Пересеча границу, мы довольно долго искали в Аннемасе отель "Apart-sity", заселились в номер, но Алле в нем не сиделось, она то и дело выходила курить (выкурив за вечер полпачки) и обнаружила на соседней улице очаровательный "вязаный дворик", позвав меня посмотреть на него: там все, подъезды, деревья, скамейки, даже мусорки, - были одеты в веселые полосатые шерстяные кофточки. Алла все это сфоткала на свой телефон.
Потом, решив, что курить можно и в номере, она целый час рассказывала мне о своей жизни, безуспешных поисках работы после того, как ради эстонского гражданства дочери уволилась с российской таможни. (Я не очень поняла эту логику, ведь паспорт у Аллы все равно остался российский).

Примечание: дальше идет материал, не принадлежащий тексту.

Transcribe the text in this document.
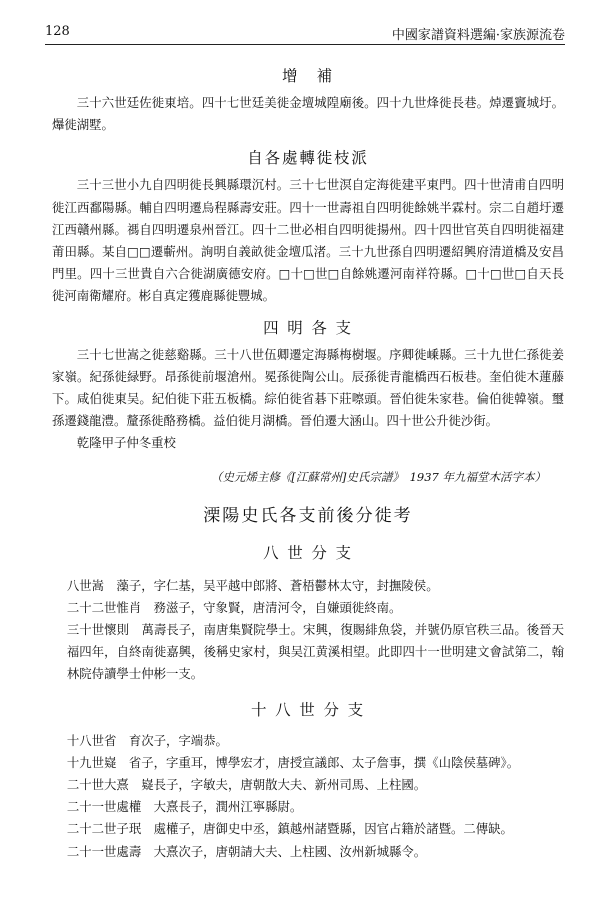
128	中國家譜資料選編·家族源流卷
增　補

三十六世廷佐徙東培。四十七世廷美徙金壇城隍廟後。四十九世烽徙長巷。焯遷竇城圩。爗徙湖墅。

自各處轉徙枝派

三十三世小九自四明徙長興縣環沉村。三十七世溟自定海徙建平東門。四十世清甫自四明徙江西鄱陽縣。輔自四明遷烏程縣壽安莊。四十一世壽祖自四明徙餘姚半霖村。宗二自趙圩遷江西贛州縣。禡自四明遷泉州晉江。四十二世必相自四明徙揚州。四十四世官英自四明徙福建莆田縣。某自□□遷蘄州。詢明自義畝徙金壇瓜渚。三十九世孫自四明遷紹興府清道橋及安昌門里。四十三世貴自六合徙湖廣德安府。□十□世□自餘姚遷河南祥符縣。□十□世□自天長徙河南衛耀府。彬自真定獲鹿縣徙豐城。

四 明 各 支

三十七世嵩之徙慈谿縣。三十八世伍卿遷定海縣梅樹堰。序卿徙嵊縣。三十九世仁孫徙姜家嶺。紀孫徙緑野。昂孫徙前堰滄州。冕孫徙陶公山。辰孫徙青龍橋西石板巷。奎伯徙木蓮藤下。咸伯徙東吴。紀伯徙下莊五板橋。綜伯徙省碁下莊嚓頭。晉伯徙朱家巷。倫伯徙韓嶺。璽孫遷錢龍澧。釐孫徙酪務橋。益伯徙月湖橋。晉伯遷大涵山。四十世公升徙沙街。

乾隆甲子仲冬重校

（史元烯主修《[江蘇常州]史氏宗譜》　1937 年九福堂木活字本）
溧陽史氏各支前後分徙考
八 世 分 支

八世嵩　藻子，字仁基，吴平越中郎將、蒼梧鬱林太守，封撫陵侯。

二十二世惟肖　務滋子，守象賢，唐清河令，自嫌頭徙終南。

三十世懷則　萬壽長子，南唐集賢院學士。宋興，復賜緋魚袋，并號仍原官秩三品。後晉天福四年，自終南徙嘉興，後稱史家村，與吴江黄溪相望。此即四十一世明建文會試第二，翰林院侍讀學士仲彬一支。

十 八 世 分 支
十八世省　育次子，字端恭。
十九世嶷　省子，字重耳，博學宏才，唐授宣議郎、太子詹事，撰《山陰侯墓碑》。
二十世大熹　嶷長子，字敏夫，唐朝散大夫、新州司馬、上柱國。
二十一世處權　大熹長子，潤州江寧縣尉。
二十二世子珉　處權子，唐御史中丞，鎮越州諸暨縣，因官占籍於諸暨。二傳缺。
二十一世處壽　大熹次子，唐朝請大夫、上柱國、汝州新城縣令。
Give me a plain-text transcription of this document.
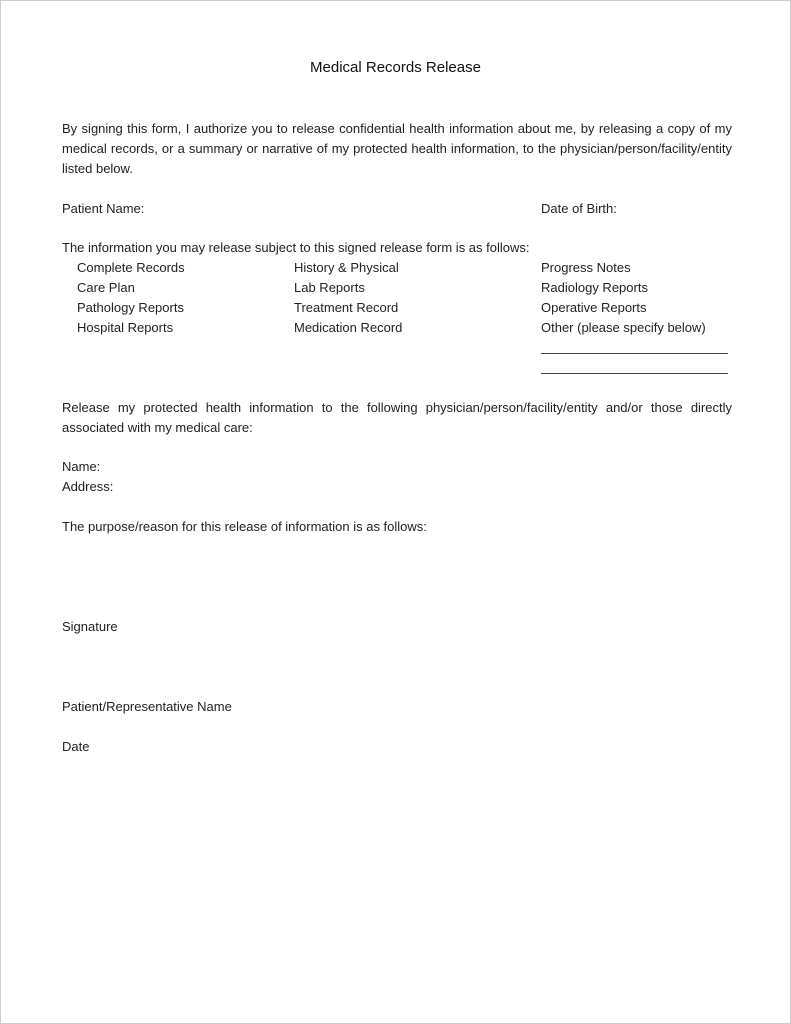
Medical Records Release
By signing this form, I authorize you to release confidential health information about me, by releasing a copy of my medical records, or a summary or narrative of my protected health information, to the physician/person/facility/entity listed below.
Patient Name:	Date of Birth:
The information you may release subject to this signed release form is as follows:
Complete Records
Care Plan
Pathology Reports
Hospital Reports
History & Physical
Lab Reports
Treatment Record
Medication Record
Progress Notes
Radiology Reports
Operative Reports
Other (please specify below)
Release my protected health information to the following physician/person/facility/entity and/or those directly associated with my medical care:
Name:
Address:
The purpose/reason for this release of information is as follows:
Signature
Patient/Representative Name
Date
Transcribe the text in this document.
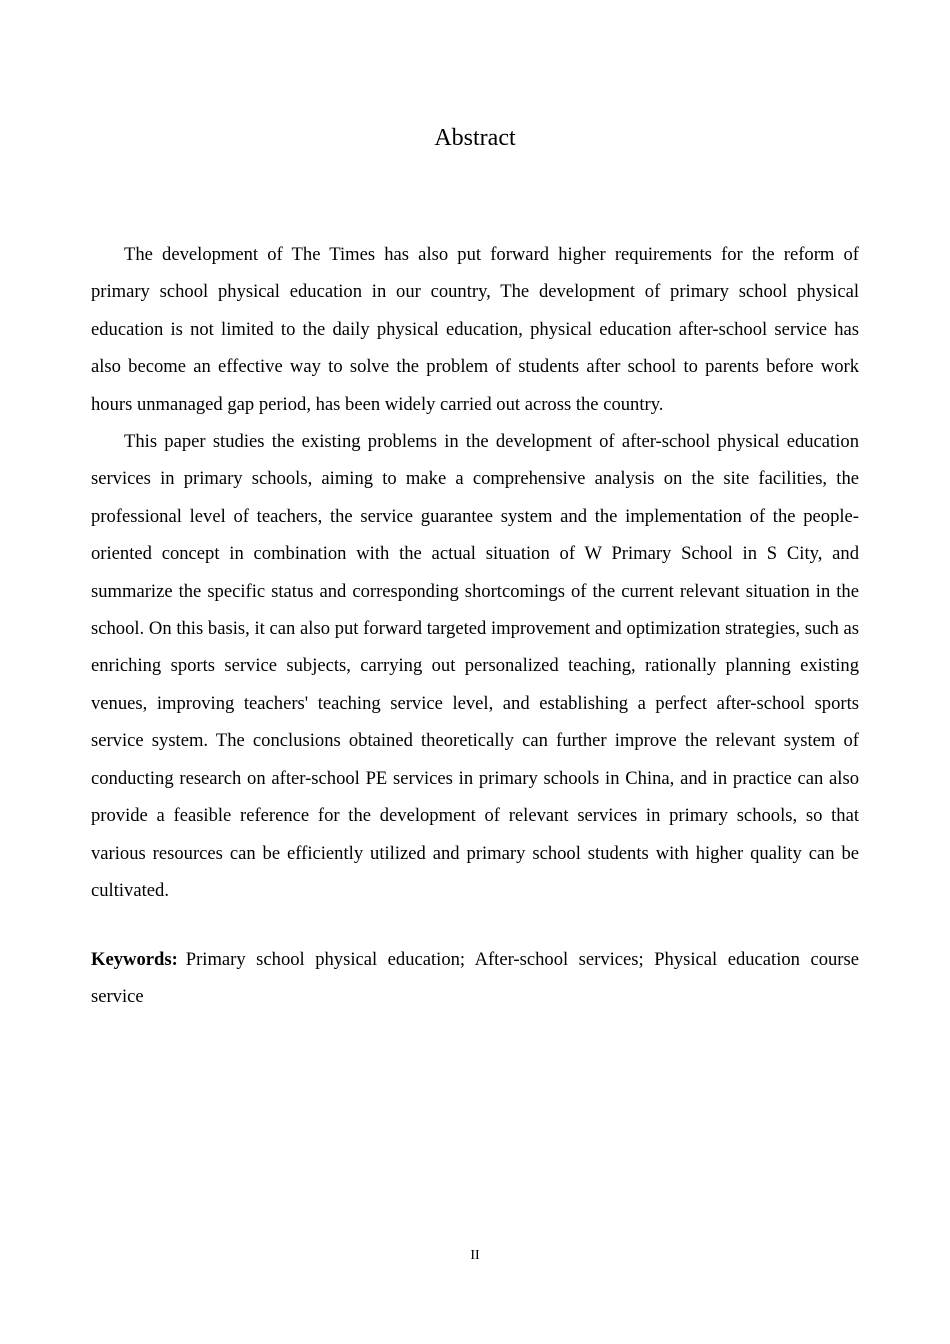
Abstract

The development of The Times has also put forward higher requirements for the reform of primary school physical education in our country, The development of primary school physical education is not limited to the daily physical education, physical education after-school service has also become an effective way to solve the problem of students after school to parents before work hours unmanaged gap period, has been widely carried out across the country.

This paper studies the existing problems in the development of after-school physical education services in primary schools, aiming to make a comprehensive analysis on the site facilities, the professional level of teachers, the service guarantee system and the implementation of the people-oriented concept in combination with the actual situation of W Primary School in S City, and summarize the specific status and corresponding shortcomings of the current relevant situation in the school. On this basis, it can also put forward targeted improvement and optimization strategies, such as enriching sports service subjects, carrying out personalized teaching, rationally planning existing venues, improving teachers' teaching service level, and establishing a perfect after-school sports service system. The conclusions obtained theoretically can further improve the relevant system of conducting research on after-school PE services in primary schools in China, and in practice can also provide a feasible reference for the development of relevant services in primary schools, so that various resources can be efficiently utilized and primary school students with higher quality can be cultivated.

Keywords: Primary school physical education; After-school services; Physical education course service

II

Ей нужно было ждать ещё 2 года до получения российской пенсии.
Потом мы пошли на рисепшен, узнать пароль для wi-fi. (Аллин айфон, разумеется, подключался к интернету).
В десятом часу из Цюриха приехали Забойченко, и Стас с порога устроил мне разгон за то, что я долго искала "Apart-sity":"Ты же была в этой гостинице тысячу раз, и звонишь нам, что не можешь её найти, еклмн..!"-"Не тысячу, а только один!" - возразила я. - "Не ври!" - "Я не вру!" - Стас не знал, что у меня "все ходы записаны", и сообщать ему об этом я не стала.
Потом Стас открыл ноутбук и вышел по скайпу на связь с Димой.
Потом мы, наконец, улеглись спать. И, как не странно, мне даже удалось уснуть, - хотя рядом проходила железная дорога, и поезда непрестанно шумели. Мне приснился Дима, но сон оказался не в руку.
Утром я выпила кофе с оставшимся пирожком, через открытую дверь балкона веяло прохладой и просыпающимся южным летним днем. Марина и Алла пошли курить, а Стас - в соседний магазин, откуда принёс два пухлых пакета (если он покупал еду, то человек на десять, половину из которых составлял он сам).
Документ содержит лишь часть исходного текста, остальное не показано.